Citadel is blatantly, gorgeously cornball. The pilot episode is directed by Newton Thomas Sigel, who has recently photographed Da 5 Bloods as well as Cherry. Sigel makes everything look Marvel-slick. The action scenes are hyper-kinetic. The catch-me-if-you-can pace is breathtaking. The production is smooth, fun, and, in tapping the same vein as the Russos’ The Gray Man, completely turn-your-brain-off chic.

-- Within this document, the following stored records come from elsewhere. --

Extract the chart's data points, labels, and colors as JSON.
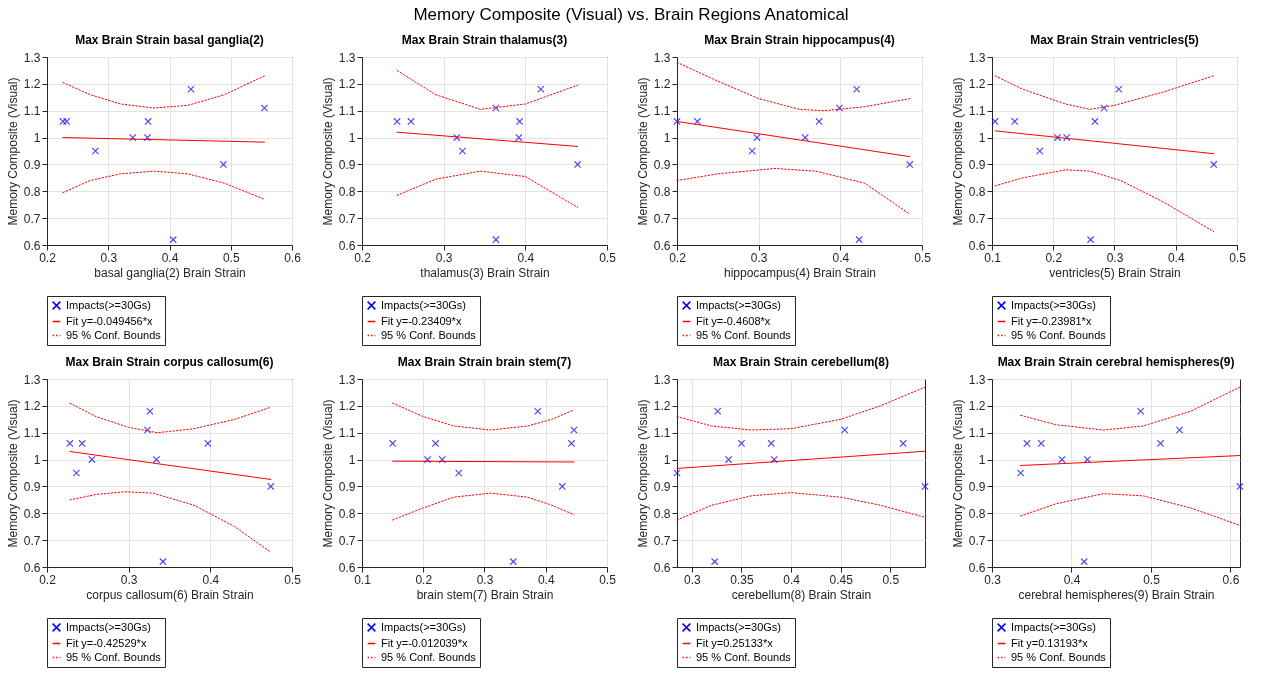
{
  "chart_data": [
    {
      "type": "scatter",
      "title": "Max Brain Strain basal ganglia(2)",
      "xlabel": "basal ganglia(2) Brain Strain",
      "ylabel": "Memory Composite (Visual)",
      "annotations": [
        "Memory Composite (Visual) vs. Brain Regions Anatomical"
      ],
      "xlim": [
        0.2,
        0.6
      ],
      "xticks": [
        0.2,
        0.3,
        0.4,
        0.5,
        0.6
      ],
      "ylim": [
        0.6,
        1.3
      ],
      "yticks": [
        0.6,
        0.7,
        0.8,
        0.9,
        1,
        1.1,
        1.2,
        1.3
      ],
      "grid": true,
      "legend": "bottom",
      "series": [
        {
          "type": "scatter",
          "name": "Impacts(>=30Gs)",
          "color": "#0000ff",
          "marker": "cross",
          "x": [
            0.226,
            0.232,
            0.279,
            0.34,
            0.364,
            0.365,
            0.435,
            0.406,
            0.488,
            0.555
          ],
          "values": [
            1.06,
            1.06,
            0.95,
            1.0,
            1.0,
            1.06,
            1.18,
            0.62,
            0.9,
            1.11
          ]
        },
        {
          "type": "line",
          "name": "Fit y=-0.049456*x",
          "color": "#ff0000",
          "line_style": "solid",
          "x": [
            0.226,
            0.555
          ],
          "values": [
            1.0,
            0.983
          ]
        },
        {
          "type": "line",
          "name": "95 % Conf. Bounds",
          "color": "#ff0000",
          "line_style": "dotted",
          "x": [
            0.226,
            0.27,
            0.32,
            0.375,
            0.43,
            0.49,
            0.555
          ],
          "values": [
            1.205,
            1.16,
            1.125,
            1.11,
            1.12,
            1.16,
            1.23
          ]
        },
        {
          "type": "line",
          "color": "#ff0000",
          "line_style": "dotted",
          "x": [
            0.226,
            0.27,
            0.32,
            0.375,
            0.43,
            0.49,
            0.555
          ],
          "values": [
            0.795,
            0.84,
            0.865,
            0.875,
            0.865,
            0.83,
            0.77
          ]
        }
      ]
    },
    {
      "type": "scatter",
      "title": "Max Brain Strain thalamus(3)",
      "xlabel": "thalamus(3) Brain Strain",
      "ylabel": "Memory Composite (Visual)",
      "xlim": [
        0.2,
        0.5
      ],
      "xticks": [
        0.2,
        0.3,
        0.4,
        0.5
      ],
      "ylim": [
        0.6,
        1.3
      ],
      "yticks": [
        0.6,
        0.7,
        0.8,
        0.9,
        1,
        1.1,
        1.2,
        1.3
      ],
      "grid": true,
      "legend": "bottom",
      "series": [
        {
          "type": "scatter",
          "name": "Impacts(>=30Gs)",
          "color": "#0000ff",
          "marker": "cross",
          "x": [
            0.243,
            0.26,
            0.316,
            0.323,
            0.364,
            0.364,
            0.393,
            0.392,
            0.419,
            0.464
          ],
          "values": [
            1.06,
            1.06,
            1.0,
            0.95,
            1.11,
            0.62,
            1.06,
            1.0,
            1.18,
            0.9
          ]
        },
        {
          "type": "line",
          "name": "Fit y=-0.23409*x",
          "color": "#ff0000",
          "line_style": "solid",
          "x": [
            0.243,
            0.464
          ],
          "values": [
            1.02,
            0.967
          ]
        },
        {
          "type": "line",
          "name": "95 % Conf. Bounds",
          "color": "#ff0000",
          "line_style": "dotted",
          "x": [
            0.243,
            0.29,
            0.345,
            0.4,
            0.464
          ],
          "values": [
            1.25,
            1.16,
            1.105,
            1.125,
            1.195
          ]
        },
        {
          "type": "line",
          "color": "#ff0000",
          "line_style": "dotted",
          "x": [
            0.243,
            0.29,
            0.345,
            0.4,
            0.464
          ],
          "values": [
            0.785,
            0.845,
            0.875,
            0.855,
            0.74
          ]
        }
      ]
    },
    {
      "type": "scatter",
      "title": "Max Brain Strain hippocampus(4)",
      "xlabel": "hippocampus(4) Brain Strain",
      "ylabel": "Memory Composite (Visual)",
      "xlim": [
        0.2,
        0.5
      ],
      "xticks": [
        0.2,
        0.3,
        0.4,
        0.5
      ],
      "ylim": [
        0.6,
        1.3
      ],
      "yticks": [
        0.6,
        0.7,
        0.8,
        0.9,
        1,
        1.1,
        1.2,
        1.3
      ],
      "grid": true,
      "legend": "bottom",
      "series": [
        {
          "type": "scatter",
          "name": "Impacts(>=30Gs)",
          "color": "#0000ff",
          "marker": "cross",
          "x": [
            0.2,
            0.225,
            0.292,
            0.298,
            0.357,
            0.374,
            0.399,
            0.42,
            0.423,
            0.485
          ],
          "values": [
            1.06,
            1.06,
            0.95,
            1.0,
            1.0,
            1.06,
            1.11,
            1.18,
            0.62,
            0.9
          ]
        },
        {
          "type": "line",
          "name": "Fit y=-0.4608*x",
          "color": "#ff0000",
          "line_style": "solid",
          "x": [
            0.2,
            0.485
          ],
          "values": [
            1.06,
            0.929
          ]
        },
        {
          "type": "line",
          "name": "95 % Conf. Bounds",
          "color": "#ff0000",
          "line_style": "dotted",
          "x": [
            0.2,
            0.25,
            0.3,
            0.35,
            0.38,
            0.43,
            0.485
          ],
          "values": [
            1.28,
            1.21,
            1.145,
            1.105,
            1.1,
            1.115,
            1.145
          ]
        },
        {
          "type": "line",
          "color": "#ff0000",
          "line_style": "dotted",
          "x": [
            0.2,
            0.25,
            0.32,
            0.37,
            0.43,
            0.485
          ],
          "values": [
            0.84,
            0.865,
            0.885,
            0.875,
            0.83,
            0.715
          ]
        }
      ]
    },
    {
      "type": "scatter",
      "title": "Max Brain Strain ventricles(5)",
      "xlabel": "ventricles(5) Brain Strain",
      "ylabel": "Memory Composite (Visual)",
      "xlim": [
        0.1,
        0.5
      ],
      "xticks": [
        0.1,
        0.2,
        0.3,
        0.4,
        0.5
      ],
      "ylim": [
        0.6,
        1.3
      ],
      "yticks": [
        0.6,
        0.7,
        0.8,
        0.9,
        1,
        1.1,
        1.2,
        1.3
      ],
      "grid": true,
      "legend": "bottom",
      "series": [
        {
          "type": "scatter",
          "name": "Impacts(>=30Gs)",
          "color": "#0000ff",
          "marker": "cross",
          "x": [
            0.105,
            0.137,
            0.178,
            0.207,
            0.222,
            0.268,
            0.283,
            0.307,
            0.261,
            0.462
          ],
          "values": [
            1.06,
            1.06,
            0.95,
            1.0,
            1.0,
            1.06,
            1.11,
            1.18,
            0.62,
            0.9
          ]
        },
        {
          "type": "line",
          "name": "Fit y=-0.23981*x",
          "color": "#ff0000",
          "line_style": "solid",
          "x": [
            0.105,
            0.462
          ],
          "values": [
            1.025,
            0.94
          ]
        },
        {
          "type": "line",
          "name": "95 % Conf. Bounds",
          "color": "#ff0000",
          "line_style": "dotted",
          "x": [
            0.105,
            0.15,
            0.22,
            0.26,
            0.3,
            0.38,
            0.462
          ],
          "values": [
            1.23,
            1.18,
            1.125,
            1.105,
            1.12,
            1.17,
            1.23
          ]
        },
        {
          "type": "line",
          "color": "#ff0000",
          "line_style": "dotted",
          "x": [
            0.105,
            0.15,
            0.22,
            0.26,
            0.31,
            0.38,
            0.462
          ],
          "values": [
            0.82,
            0.85,
            0.88,
            0.875,
            0.84,
            0.76,
            0.65
          ]
        }
      ]
    },
    {
      "type": "scatter",
      "title": "Max Brain Strain corpus callosum(6)",
      "xlabel": "corpus callosum(6) Brain Strain",
      "ylabel": "Memory Composite (Visual)",
      "xlim": [
        0.2,
        0.5
      ],
      "xticks": [
        0.2,
        0.3,
        0.4,
        0.5
      ],
      "ylim": [
        0.6,
        1.3
      ],
      "yticks": [
        0.6,
        0.7,
        0.8,
        0.9,
        1,
        1.1,
        1.2,
        1.3
      ],
      "grid": true,
      "legend": "bottom",
      "series": [
        {
          "type": "scatter",
          "name": "Impacts(>=30Gs)",
          "color": "#0000ff",
          "marker": "cross",
          "x": [
            0.228,
            0.236,
            0.243,
            0.255,
            0.323,
            0.326,
            0.334,
            0.342,
            0.397,
            0.474
          ],
          "values": [
            1.06,
            0.95,
            1.06,
            1.0,
            1.11,
            1.18,
            1.0,
            0.62,
            1.06,
            0.9
          ]
        },
        {
          "type": "line",
          "name": "Fit y=-0.42529*x",
          "color": "#ff0000",
          "line_style": "solid",
          "x": [
            0.228,
            0.474
          ],
          "values": [
            1.03,
            0.926
          ]
        },
        {
          "type": "line",
          "name": "95 % Conf. Bounds",
          "color": "#ff0000",
          "line_style": "dotted",
          "x": [
            0.228,
            0.26,
            0.3,
            0.335,
            0.38,
            0.43,
            0.474
          ],
          "values": [
            1.21,
            1.16,
            1.12,
            1.1,
            1.115,
            1.15,
            1.195
          ]
        },
        {
          "type": "line",
          "color": "#ff0000",
          "line_style": "dotted",
          "x": [
            0.228,
            0.26,
            0.295,
            0.33,
            0.38,
            0.43,
            0.474
          ],
          "values": [
            0.85,
            0.87,
            0.88,
            0.875,
            0.83,
            0.75,
            0.655
          ]
        }
      ]
    },
    {
      "type": "scatter",
      "title": "Max Brain Strain brain stem(7)",
      "xlabel": "brain stem(7) Brain Strain",
      "ylabel": "Memory Composite (Visual)",
      "xlim": [
        0.1,
        0.5
      ],
      "xticks": [
        0.1,
        0.2,
        0.3,
        0.4,
        0.5
      ],
      "ylim": [
        0.6,
        1.3
      ],
      "yticks": [
        0.6,
        0.7,
        0.8,
        0.9,
        1,
        1.1,
        1.2,
        1.3
      ],
      "grid": true,
      "legend": "bottom",
      "series": [
        {
          "type": "scatter",
          "name": "Impacts(>=30Gs)",
          "color": "#0000ff",
          "marker": "cross",
          "x": [
            0.15,
            0.207,
            0.22,
            0.231,
            0.258,
            0.347,
            0.387,
            0.427,
            0.442,
            0.446
          ],
          "values": [
            1.06,
            1.0,
            1.06,
            1.0,
            0.95,
            0.62,
            1.18,
            0.9,
            1.06,
            1.11
          ]
        },
        {
          "type": "line",
          "name": "Fit y=-0.012039*x",
          "color": "#ff0000",
          "line_style": "solid",
          "x": [
            0.15,
            0.446
          ],
          "values": [
            0.994,
            0.991
          ]
        },
        {
          "type": "line",
          "name": "95 % Conf. Bounds",
          "color": "#ff0000",
          "line_style": "dotted",
          "x": [
            0.15,
            0.2,
            0.25,
            0.31,
            0.37,
            0.41,
            0.446
          ],
          "values": [
            1.21,
            1.16,
            1.125,
            1.11,
            1.125,
            1.15,
            1.185
          ]
        },
        {
          "type": "line",
          "color": "#ff0000",
          "line_style": "dotted",
          "x": [
            0.15,
            0.2,
            0.25,
            0.31,
            0.37,
            0.41,
            0.446
          ],
          "values": [
            0.775,
            0.82,
            0.86,
            0.875,
            0.86,
            0.83,
            0.795
          ]
        }
      ]
    },
    {
      "type": "scatter",
      "title": "Max Brain Strain cerebellum(8)",
      "xlabel": "cerebellum(8) Brain Strain",
      "ylabel": "Memory Composite (Visual)",
      "xlim": [
        0.285,
        0.535
      ],
      "xticks": [
        0.3,
        0.35,
        0.4,
        0.45,
        0.5
      ],
      "ylim": [
        0.6,
        1.3
      ],
      "yticks": [
        0.6,
        0.7,
        0.8,
        0.9,
        1,
        1.1,
        1.2,
        1.3
      ],
      "grid": true,
      "legend": "bottom",
      "series": [
        {
          "type": "scatter",
          "name": "Impacts(>=30Gs)",
          "color": "#0000ff",
          "marker": "cross",
          "x": [
            0.285,
            0.326,
            0.323,
            0.337,
            0.35,
            0.38,
            0.383,
            0.454,
            0.513,
            0.535
          ],
          "values": [
            0.95,
            1.18,
            0.62,
            1.0,
            1.06,
            1.06,
            1.0,
            1.11,
            1.06,
            0.9
          ]
        },
        {
          "type": "line",
          "name": "Fit y=0.25133*x",
          "color": "#ff0000",
          "line_style": "solid",
          "x": [
            0.285,
            0.535
          ],
          "values": [
            0.967,
            1.031
          ]
        },
        {
          "type": "line",
          "name": "95 % Conf. Bounds",
          "color": "#ff0000",
          "line_style": "dotted",
          "x": [
            0.285,
            0.32,
            0.36,
            0.4,
            0.45,
            0.49,
            0.535
          ],
          "values": [
            1.16,
            1.125,
            1.11,
            1.115,
            1.15,
            1.2,
            1.27
          ]
        },
        {
          "type": "line",
          "color": "#ff0000",
          "line_style": "dotted",
          "x": [
            0.285,
            0.32,
            0.36,
            0.4,
            0.45,
            0.49,
            0.535
          ],
          "values": [
            0.775,
            0.83,
            0.865,
            0.877,
            0.86,
            0.83,
            0.785
          ]
        }
      ]
    },
    {
      "type": "scatter",
      "title": "Max Brain Strain cerebral hemispheres(9)",
      "xlabel": "cerebral hemispheres(9) Brain Strain",
      "ylabel": "Memory Composite (Visual)",
      "xlim": [
        0.3,
        0.612
      ],
      "xticks": [
        0.3,
        0.4,
        0.5,
        0.6
      ],
      "ylim": [
        0.6,
        1.3
      ],
      "yticks": [
        0.6,
        0.7,
        0.8,
        0.9,
        1,
        1.1,
        1.2,
        1.3
      ],
      "grid": true,
      "legend": "bottom",
      "series": [
        {
          "type": "scatter",
          "name": "Impacts(>=30Gs)",
          "color": "#0000ff",
          "marker": "cross",
          "x": [
            0.336,
            0.344,
            0.362,
            0.388,
            0.42,
            0.416,
            0.487,
            0.512,
            0.536,
            0.612
          ],
          "values": [
            0.95,
            1.06,
            1.06,
            1.0,
            1.0,
            0.62,
            1.18,
            1.06,
            1.11,
            0.9
          ]
        },
        {
          "type": "line",
          "name": "Fit y=0.13193*x",
          "color": "#ff0000",
          "line_style": "solid",
          "x": [
            0.336,
            0.612
          ],
          "values": [
            0.978,
            1.015
          ]
        },
        {
          "type": "line",
          "name": "95 % Conf. Bounds",
          "color": "#ff0000",
          "line_style": "dotted",
          "x": [
            0.336,
            0.38,
            0.44,
            0.49,
            0.55,
            0.612
          ],
          "values": [
            1.165,
            1.13,
            1.11,
            1.125,
            1.18,
            1.27
          ]
        },
        {
          "type": "line",
          "color": "#ff0000",
          "line_style": "dotted",
          "x": [
            0.336,
            0.38,
            0.44,
            0.49,
            0.55,
            0.612
          ],
          "values": [
            0.79,
            0.835,
            0.873,
            0.865,
            0.82,
            0.755
          ]
        }
      ]
    }
  ]
}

Perhaps additional episodes will draw from a deeper well, but the premiere is entirely a this-is-what-you-get presentation. Even the casting is spot-on conventional. Lev Gorn as the evil agent. Lesley Manville as the British diplomat. Moira Kelly is a bureaucrat. Because of course they are. All this and the great Stanley Tucci gets to crack wise as Kane and Sinh’s handler.
Casting aside, all of the other usual suspects are present: those wonderful spy tropes. The amnesia. The rogue agent. The nuclear missile McGuffin. The reaching for the weapon that is only a finger-tip away. All this commonality, though, becomes a mere distraction as the spotlight falls on the main stars: Madden’s abs and Chopra-Jonas’ lips. Spycraft has perhaps come a long way since The Americans Philip and Elizabeth Jennings.
Citadel is by no means high art. It is, and will hopefully remain, ridiculous fun that will certainly score high with the young and the young at heart. Citadel might skew more A View To A Kill than Bourne Identity but excels in its most vital capacity: escapism.